A man told the Bloody Sunday inquiry today he saw Father Edward Daly, the former Bishop of Derry, throw himself over an injured boy to protect him from British army gunfire.
Mr Robert Gallagher, who was aged 26 when he went on the 1972 anti-internment march in Derry, told the Saville Inquiry he was running from soldiers entering the Bogside when he witnessed the death of teenager Jackie Duddy.
He saw the 17-year-old trip and fall in a car park at Rossville flats in the Bogside, Mr Gallagher said.

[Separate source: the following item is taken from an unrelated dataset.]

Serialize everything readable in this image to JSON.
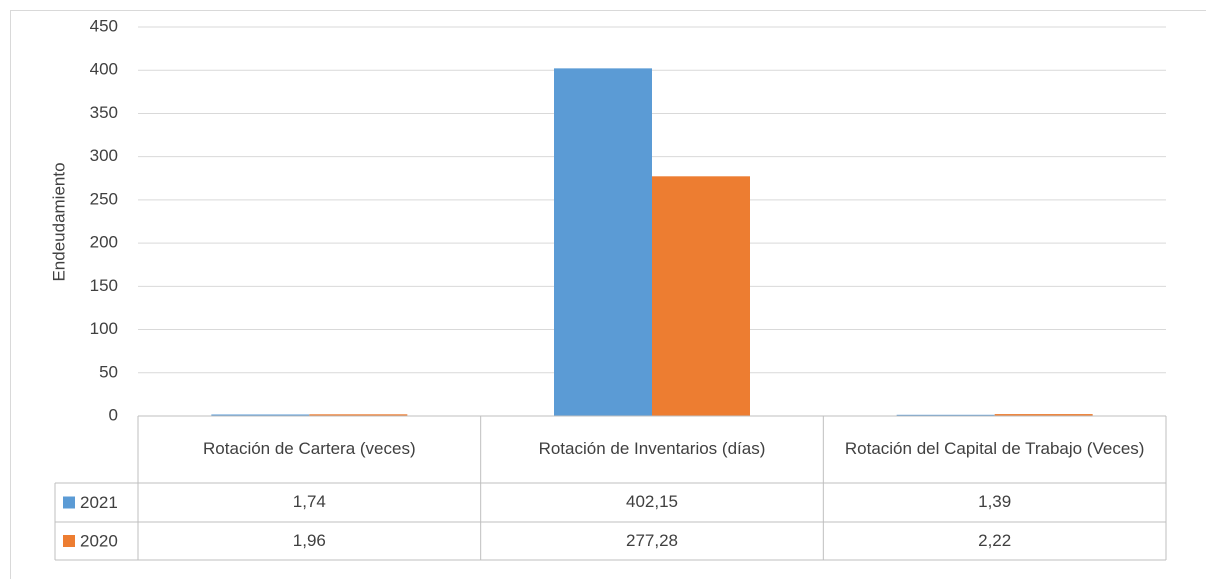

"At first I did not realise the lad had been shot. However, he fell on to his face. The next moment I was aware of seeing blood on his back and realised he must have been shot," he said.
Mr Gallagher saw the then Father Edward Daly, run to the fallen teenager to administer the Last Rites.

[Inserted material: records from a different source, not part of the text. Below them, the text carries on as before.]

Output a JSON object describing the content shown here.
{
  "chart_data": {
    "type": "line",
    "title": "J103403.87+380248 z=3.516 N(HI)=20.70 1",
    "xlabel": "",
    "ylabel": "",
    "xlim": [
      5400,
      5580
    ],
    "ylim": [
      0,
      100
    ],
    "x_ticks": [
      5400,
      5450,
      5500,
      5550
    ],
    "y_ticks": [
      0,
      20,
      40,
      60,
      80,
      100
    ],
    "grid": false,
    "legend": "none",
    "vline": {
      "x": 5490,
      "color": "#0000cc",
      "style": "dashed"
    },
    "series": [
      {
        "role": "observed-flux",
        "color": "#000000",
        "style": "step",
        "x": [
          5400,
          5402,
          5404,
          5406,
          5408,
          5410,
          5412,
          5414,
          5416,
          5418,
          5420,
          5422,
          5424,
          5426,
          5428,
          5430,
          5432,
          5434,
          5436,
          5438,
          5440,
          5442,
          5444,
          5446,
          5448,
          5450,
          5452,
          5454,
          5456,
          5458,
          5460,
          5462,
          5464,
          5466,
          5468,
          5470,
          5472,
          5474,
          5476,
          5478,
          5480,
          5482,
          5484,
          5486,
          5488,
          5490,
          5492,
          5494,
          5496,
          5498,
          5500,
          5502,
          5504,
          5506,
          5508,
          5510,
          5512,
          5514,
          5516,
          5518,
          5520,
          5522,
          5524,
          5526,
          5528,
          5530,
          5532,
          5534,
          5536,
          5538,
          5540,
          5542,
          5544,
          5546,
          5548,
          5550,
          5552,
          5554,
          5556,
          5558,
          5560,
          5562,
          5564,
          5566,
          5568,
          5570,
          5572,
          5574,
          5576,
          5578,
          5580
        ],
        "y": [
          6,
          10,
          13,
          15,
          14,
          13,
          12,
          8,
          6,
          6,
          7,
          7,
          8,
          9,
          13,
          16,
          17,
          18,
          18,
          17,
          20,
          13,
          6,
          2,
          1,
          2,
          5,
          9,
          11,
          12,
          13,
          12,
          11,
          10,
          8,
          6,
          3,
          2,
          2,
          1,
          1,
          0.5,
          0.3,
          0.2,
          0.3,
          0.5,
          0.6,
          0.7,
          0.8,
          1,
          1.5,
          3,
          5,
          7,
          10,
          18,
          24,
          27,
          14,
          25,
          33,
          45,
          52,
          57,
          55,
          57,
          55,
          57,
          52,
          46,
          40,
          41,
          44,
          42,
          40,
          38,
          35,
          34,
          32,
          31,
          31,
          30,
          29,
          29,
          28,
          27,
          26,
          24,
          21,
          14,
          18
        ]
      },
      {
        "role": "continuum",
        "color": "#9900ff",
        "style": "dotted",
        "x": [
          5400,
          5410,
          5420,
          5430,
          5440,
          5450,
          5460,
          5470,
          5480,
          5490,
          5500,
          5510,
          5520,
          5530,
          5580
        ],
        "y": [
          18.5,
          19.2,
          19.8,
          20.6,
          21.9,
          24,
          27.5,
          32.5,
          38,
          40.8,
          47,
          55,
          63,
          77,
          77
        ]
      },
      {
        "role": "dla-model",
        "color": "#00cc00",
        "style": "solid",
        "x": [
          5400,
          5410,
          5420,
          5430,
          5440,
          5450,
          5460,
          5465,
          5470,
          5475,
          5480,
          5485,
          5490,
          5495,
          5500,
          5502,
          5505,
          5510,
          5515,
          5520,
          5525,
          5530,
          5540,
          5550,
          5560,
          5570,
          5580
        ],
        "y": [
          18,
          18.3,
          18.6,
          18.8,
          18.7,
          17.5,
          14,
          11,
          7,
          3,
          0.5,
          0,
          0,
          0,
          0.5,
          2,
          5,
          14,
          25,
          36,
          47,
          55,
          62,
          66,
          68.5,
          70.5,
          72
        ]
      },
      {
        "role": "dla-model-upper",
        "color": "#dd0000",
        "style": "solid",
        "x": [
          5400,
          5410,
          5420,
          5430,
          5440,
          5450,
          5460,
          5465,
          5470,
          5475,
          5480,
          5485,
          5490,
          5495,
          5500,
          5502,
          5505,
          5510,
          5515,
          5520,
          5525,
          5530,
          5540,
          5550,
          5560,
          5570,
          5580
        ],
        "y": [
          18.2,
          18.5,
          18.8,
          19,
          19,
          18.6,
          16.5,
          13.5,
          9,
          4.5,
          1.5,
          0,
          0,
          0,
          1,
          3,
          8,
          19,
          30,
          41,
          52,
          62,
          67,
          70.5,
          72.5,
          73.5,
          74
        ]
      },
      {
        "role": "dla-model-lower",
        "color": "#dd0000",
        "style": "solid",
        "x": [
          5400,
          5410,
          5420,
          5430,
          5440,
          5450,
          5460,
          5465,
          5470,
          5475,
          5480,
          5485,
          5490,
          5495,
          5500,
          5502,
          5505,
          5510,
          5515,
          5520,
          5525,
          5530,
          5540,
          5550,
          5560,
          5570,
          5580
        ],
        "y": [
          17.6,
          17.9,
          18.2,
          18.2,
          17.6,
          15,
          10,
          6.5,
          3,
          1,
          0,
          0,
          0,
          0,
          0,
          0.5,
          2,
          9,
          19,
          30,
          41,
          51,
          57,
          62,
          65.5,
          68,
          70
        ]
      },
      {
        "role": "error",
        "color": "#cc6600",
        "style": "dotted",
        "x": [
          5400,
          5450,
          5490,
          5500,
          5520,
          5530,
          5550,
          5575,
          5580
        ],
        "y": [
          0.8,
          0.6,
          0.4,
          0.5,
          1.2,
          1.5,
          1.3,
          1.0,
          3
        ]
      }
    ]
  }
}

"I then heard a heavier more intense burst of fire. When this occurred, Father Daly threw himself over the lad," he said.

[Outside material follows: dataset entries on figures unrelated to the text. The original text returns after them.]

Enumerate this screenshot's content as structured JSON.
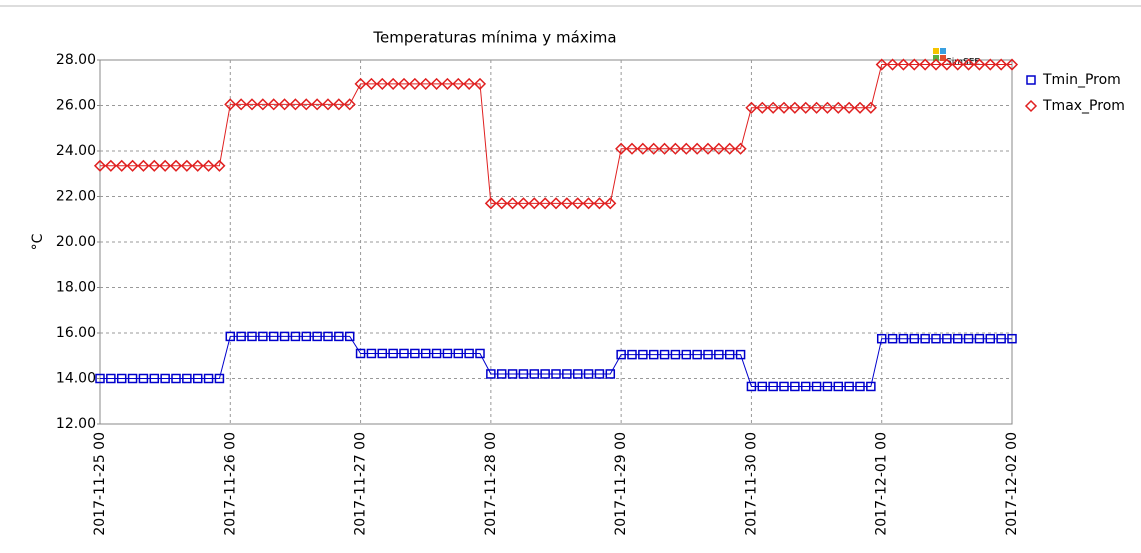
{
  "chart_data": {
    "type": "line",
    "title": "Temperaturas mínima y máxima",
    "y_label": "°C",
    "watermark": "SimSEE",
    "x": [
      "2017-11-25 00",
      "2017-11-25 02",
      "2017-11-25 04",
      "2017-11-25 06",
      "2017-11-25 08",
      "2017-11-25 10",
      "2017-11-25 12",
      "2017-11-25 14",
      "2017-11-25 16",
      "2017-11-25 18",
      "2017-11-25 20",
      "2017-11-25 22",
      "2017-11-26 00",
      "2017-11-26 02",
      "2017-11-26 04",
      "2017-11-26 06",
      "2017-11-26 08",
      "2017-11-26 10",
      "2017-11-26 12",
      "2017-11-26 14",
      "2017-11-26 16",
      "2017-11-26 18",
      "2017-11-26 20",
      "2017-11-26 22",
      "2017-11-27 00",
      "2017-11-27 02",
      "2017-11-27 04",
      "2017-11-27 06",
      "2017-11-27 08",
      "2017-11-27 10",
      "2017-11-27 12",
      "2017-11-27 14",
      "2017-11-27 16",
      "2017-11-27 18",
      "2017-11-27 20",
      "2017-11-27 22",
      "2017-11-28 00",
      "2017-11-28 02",
      "2017-11-28 04",
      "2017-11-28 06",
      "2017-11-28 08",
      "2017-11-28 10",
      "2017-11-28 12",
      "2017-11-28 14",
      "2017-11-28 16",
      "2017-11-28 18",
      "2017-11-28 20",
      "2017-11-28 22",
      "2017-11-29 00",
      "2017-11-29 02",
      "2017-11-29 04",
      "2017-11-29 06",
      "2017-11-29 08",
      "2017-11-29 10",
      "2017-11-29 12",
      "2017-11-29 14",
      "2017-11-29 16",
      "2017-11-29 18",
      "2017-11-29 20",
      "2017-11-29 22",
      "2017-11-30 00",
      "2017-11-30 02",
      "2017-11-30 04",
      "2017-11-30 06",
      "2017-11-30 08",
      "2017-11-30 10",
      "2017-11-30 12",
      "2017-11-30 14",
      "2017-11-30 16",
      "2017-11-30 18",
      "2017-11-30 20",
      "2017-11-30 22",
      "2017-12-01 00",
      "2017-12-01 02",
      "2017-12-01 04",
      "2017-12-01 06",
      "2017-12-01 08",
      "2017-12-01 10",
      "2017-12-01 12",
      "2017-12-01 14",
      "2017-12-01 16",
      "2017-12-01 18",
      "2017-12-01 20",
      "2017-12-01 22",
      "2017-12-02 00"
    ],
    "xticks": [
      "2017-11-25 00",
      "2017-11-26 00",
      "2017-11-27 00",
      "2017-11-28 00",
      "2017-11-29 00",
      "2017-11-30 00",
      "2017-12-01 00",
      "2017-12-02 00"
    ],
    "series": [
      {
        "name": "Tmin_Prom",
        "color": "#0000cc",
        "marker": "square",
        "values": [
          14.0,
          14.0,
          14.0,
          14.0,
          14.0,
          14.0,
          14.0,
          14.0,
          14.0,
          14.0,
          14.0,
          14.0,
          15.85,
          15.85,
          15.85,
          15.85,
          15.85,
          15.85,
          15.85,
          15.85,
          15.85,
          15.85,
          15.85,
          15.85,
          15.1,
          15.1,
          15.1,
          15.1,
          15.1,
          15.1,
          15.1,
          15.1,
          15.1,
          15.1,
          15.1,
          15.1,
          14.2,
          14.2,
          14.2,
          14.2,
          14.2,
          14.2,
          14.2,
          14.2,
          14.2,
          14.2,
          14.2,
          14.2,
          15.05,
          15.05,
          15.05,
          15.05,
          15.05,
          15.05,
          15.05,
          15.05,
          15.05,
          15.05,
          15.05,
          15.05,
          13.65,
          13.65,
          13.65,
          13.65,
          13.65,
          13.65,
          13.65,
          13.65,
          13.65,
          13.65,
          13.65,
          13.65,
          15.75,
          15.75,
          15.75,
          15.75,
          15.75,
          15.75,
          15.75,
          15.75,
          15.75,
          15.75,
          15.75,
          15.75,
          15.75
        ]
      },
      {
        "name": "Tmax_Prom",
        "color": "#e02020",
        "marker": "diamond",
        "values": [
          23.35,
          23.35,
          23.35,
          23.35,
          23.35,
          23.35,
          23.35,
          23.35,
          23.35,
          23.35,
          23.35,
          23.35,
          26.05,
          26.05,
          26.05,
          26.05,
          26.05,
          26.05,
          26.05,
          26.05,
          26.05,
          26.05,
          26.05,
          26.05,
          26.95,
          26.95,
          26.95,
          26.95,
          26.95,
          26.95,
          26.95,
          26.95,
          26.95,
          26.95,
          26.95,
          26.95,
          21.7,
          21.7,
          21.7,
          21.7,
          21.7,
          21.7,
          21.7,
          21.7,
          21.7,
          21.7,
          21.7,
          21.7,
          24.1,
          24.1,
          24.1,
          24.1,
          24.1,
          24.1,
          24.1,
          24.1,
          24.1,
          24.1,
          24.1,
          24.1,
          25.9,
          25.9,
          25.9,
          25.9,
          25.9,
          25.9,
          25.9,
          25.9,
          25.9,
          25.9,
          25.9,
          25.9,
          27.8,
          27.8,
          27.8,
          27.8,
          27.8,
          27.8,
          27.8,
          27.8,
          27.8,
          27.8,
          27.8,
          27.8,
          27.8
        ]
      }
    ],
    "ylim": [
      12,
      28
    ],
    "yticks": [
      {
        "value": 12,
        "label": "12.00"
      },
      {
        "value": 14,
        "label": "14.00"
      },
      {
        "value": 16,
        "label": "16.00"
      },
      {
        "value": 18,
        "label": "18.00"
      },
      {
        "value": 20,
        "label": "20.00"
      },
      {
        "value": 22,
        "label": "22.00"
      },
      {
        "value": 24,
        "label": "24.00"
      },
      {
        "value": 26,
        "label": "26.00"
      },
      {
        "value": 28,
        "label": "28.00"
      }
    ],
    "grid": true,
    "legend": "right"
  }
}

"My first thought was that Father Daly had also been shot, but as the intense shooting died down he knelt back up and continued with the Last Rites," he said.
Moments later in the same area he saw one of the Bloody Sunday wounded Mr Michael Bridge remonstrate with soldiers.
Mr Gallagher said Mr Bridge stepped out from behind a wall with his arms in the air.
"I heard him shout ‘Jesus, Jesus, don't shoot the priest, shoot me’. The next moment I saw his legs judder as if they had been hit with something and he stumbled back to where he had come from," he said.